On the daily chart below, we can
see that the breakout of the neckline at 1.1839 failed as the news flow started
to come against the USD. First the miss in Jobless
Claims
, then the higher than expected unemployment rate and lower than
expected wage gains in the NFP
report
, and finally the failure of the Silicon
Valley Bank
.

All these events impacted heavily
the bond market with treasury yields falling off a cliff. The market repriced
the terminal rate lower and even rate cuts by the end of the year were added to
the equation. All of this in less than a week.

The US Dollar depreciated a lot
due to this fast unwinding in hawkish bets and the other currencies benefited. The
moving
averages
crossed to the upside which is a bad sign for the sellers.

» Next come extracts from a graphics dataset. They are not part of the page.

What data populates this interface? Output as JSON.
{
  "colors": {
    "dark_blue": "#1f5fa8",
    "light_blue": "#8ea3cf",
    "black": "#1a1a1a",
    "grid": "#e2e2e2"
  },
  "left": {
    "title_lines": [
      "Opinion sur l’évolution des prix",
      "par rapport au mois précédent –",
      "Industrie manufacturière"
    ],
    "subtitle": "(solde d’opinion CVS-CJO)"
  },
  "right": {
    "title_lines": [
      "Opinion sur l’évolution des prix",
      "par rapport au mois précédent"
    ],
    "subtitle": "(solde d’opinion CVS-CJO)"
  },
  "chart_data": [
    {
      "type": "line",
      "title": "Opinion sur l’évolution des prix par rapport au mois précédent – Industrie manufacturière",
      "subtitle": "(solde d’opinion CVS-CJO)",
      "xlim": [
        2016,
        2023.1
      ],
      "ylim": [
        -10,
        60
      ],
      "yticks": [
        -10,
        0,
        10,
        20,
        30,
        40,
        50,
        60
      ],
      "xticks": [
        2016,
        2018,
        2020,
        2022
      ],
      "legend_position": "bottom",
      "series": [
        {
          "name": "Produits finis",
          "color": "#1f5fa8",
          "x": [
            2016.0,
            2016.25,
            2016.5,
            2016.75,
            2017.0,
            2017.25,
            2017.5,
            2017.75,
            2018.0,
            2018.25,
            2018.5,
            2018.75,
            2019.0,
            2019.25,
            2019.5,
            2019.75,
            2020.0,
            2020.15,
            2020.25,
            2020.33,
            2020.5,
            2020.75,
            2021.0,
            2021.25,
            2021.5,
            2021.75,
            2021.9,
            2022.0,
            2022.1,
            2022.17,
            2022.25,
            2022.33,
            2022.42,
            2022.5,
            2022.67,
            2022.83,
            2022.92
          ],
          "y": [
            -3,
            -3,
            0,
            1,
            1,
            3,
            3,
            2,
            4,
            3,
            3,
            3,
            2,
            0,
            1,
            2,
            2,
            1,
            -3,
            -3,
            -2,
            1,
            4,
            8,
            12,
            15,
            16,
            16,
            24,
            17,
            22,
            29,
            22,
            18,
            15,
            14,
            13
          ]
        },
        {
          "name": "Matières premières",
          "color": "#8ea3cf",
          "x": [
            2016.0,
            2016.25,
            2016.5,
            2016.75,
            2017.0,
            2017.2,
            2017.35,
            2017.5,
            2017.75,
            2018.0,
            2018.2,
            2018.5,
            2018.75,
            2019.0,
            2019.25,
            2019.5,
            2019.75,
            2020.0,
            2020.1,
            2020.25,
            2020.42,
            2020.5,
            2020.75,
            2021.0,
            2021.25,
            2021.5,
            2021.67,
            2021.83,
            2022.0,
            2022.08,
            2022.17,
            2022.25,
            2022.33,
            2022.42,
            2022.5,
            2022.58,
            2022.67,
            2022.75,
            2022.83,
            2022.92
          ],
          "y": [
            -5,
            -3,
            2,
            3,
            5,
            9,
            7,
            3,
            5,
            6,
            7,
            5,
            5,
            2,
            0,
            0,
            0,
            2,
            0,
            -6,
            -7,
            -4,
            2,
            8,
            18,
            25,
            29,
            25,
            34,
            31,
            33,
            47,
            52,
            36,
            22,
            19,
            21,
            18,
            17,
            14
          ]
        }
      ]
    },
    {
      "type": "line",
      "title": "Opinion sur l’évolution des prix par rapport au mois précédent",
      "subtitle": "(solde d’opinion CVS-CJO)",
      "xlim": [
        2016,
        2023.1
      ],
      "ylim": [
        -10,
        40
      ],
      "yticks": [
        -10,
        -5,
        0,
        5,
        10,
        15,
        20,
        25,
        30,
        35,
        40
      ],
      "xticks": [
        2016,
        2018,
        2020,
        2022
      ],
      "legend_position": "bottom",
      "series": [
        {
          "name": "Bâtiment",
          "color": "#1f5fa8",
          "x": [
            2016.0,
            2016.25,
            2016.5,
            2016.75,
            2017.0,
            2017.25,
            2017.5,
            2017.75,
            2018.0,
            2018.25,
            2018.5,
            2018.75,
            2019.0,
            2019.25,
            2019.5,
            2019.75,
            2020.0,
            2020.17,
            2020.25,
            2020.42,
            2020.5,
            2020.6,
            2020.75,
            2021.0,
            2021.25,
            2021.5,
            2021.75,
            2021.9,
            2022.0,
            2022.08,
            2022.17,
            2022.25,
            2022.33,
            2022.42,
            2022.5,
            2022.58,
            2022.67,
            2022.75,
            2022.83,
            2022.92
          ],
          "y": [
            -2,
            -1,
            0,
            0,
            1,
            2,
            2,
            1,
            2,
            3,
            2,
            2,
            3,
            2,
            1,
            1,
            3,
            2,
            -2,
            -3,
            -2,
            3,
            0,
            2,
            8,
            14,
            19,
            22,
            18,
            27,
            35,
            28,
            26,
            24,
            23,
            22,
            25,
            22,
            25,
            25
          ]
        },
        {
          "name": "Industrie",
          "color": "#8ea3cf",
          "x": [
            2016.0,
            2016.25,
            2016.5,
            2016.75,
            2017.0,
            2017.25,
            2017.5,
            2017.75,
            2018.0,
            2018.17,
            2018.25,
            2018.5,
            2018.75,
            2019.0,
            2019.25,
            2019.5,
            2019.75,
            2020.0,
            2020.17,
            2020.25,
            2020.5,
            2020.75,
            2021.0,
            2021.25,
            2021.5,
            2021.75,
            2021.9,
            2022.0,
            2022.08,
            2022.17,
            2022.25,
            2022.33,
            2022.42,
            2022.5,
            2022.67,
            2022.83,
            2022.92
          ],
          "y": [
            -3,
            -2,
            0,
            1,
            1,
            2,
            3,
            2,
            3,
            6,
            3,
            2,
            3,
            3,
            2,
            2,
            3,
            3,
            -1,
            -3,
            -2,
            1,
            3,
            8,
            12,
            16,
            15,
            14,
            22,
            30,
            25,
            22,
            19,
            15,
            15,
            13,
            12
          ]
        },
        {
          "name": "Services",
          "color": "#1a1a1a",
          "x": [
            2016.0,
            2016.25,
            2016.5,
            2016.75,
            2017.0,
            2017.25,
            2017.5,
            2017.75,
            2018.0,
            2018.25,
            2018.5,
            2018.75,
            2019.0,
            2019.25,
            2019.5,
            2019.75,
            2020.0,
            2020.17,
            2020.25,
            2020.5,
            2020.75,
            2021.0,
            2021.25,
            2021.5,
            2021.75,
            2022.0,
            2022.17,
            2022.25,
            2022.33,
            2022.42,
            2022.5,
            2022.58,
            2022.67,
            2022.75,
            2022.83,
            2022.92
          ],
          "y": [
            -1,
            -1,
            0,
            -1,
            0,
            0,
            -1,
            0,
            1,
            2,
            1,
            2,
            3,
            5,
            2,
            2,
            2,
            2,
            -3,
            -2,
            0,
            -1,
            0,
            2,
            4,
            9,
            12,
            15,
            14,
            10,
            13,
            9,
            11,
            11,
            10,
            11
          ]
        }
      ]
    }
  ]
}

On the 4 hour chart below, we can
see that the trendline was breached and the buyers
jumped in pushing the price to the resistance at 1.2143. The last line of
defence for the sellers will be the resistance at 1.2265. Today we have the US CPI report and it’s likely that we will see
a USD comeback in case data beats expectations, while a miss may add fuel to
the greenback depreciation.

On the 1 hour chart below, we can
see that there’s a divergence between the price and the MACD right at the 1.2143 resistance.
This is a sign that the buying momentum is fading and we may see a pullback
soon. The price may fall back to the 38.2% Fibonacci
retracement
level in a long covering move before the CPI
report.

The buyers should step in there
and if the CPI misses, they may pile in strongly. The sellers will need a break
below that level to gain some conviction but ultimately, they will need a beat
in the data to support the selling momentum.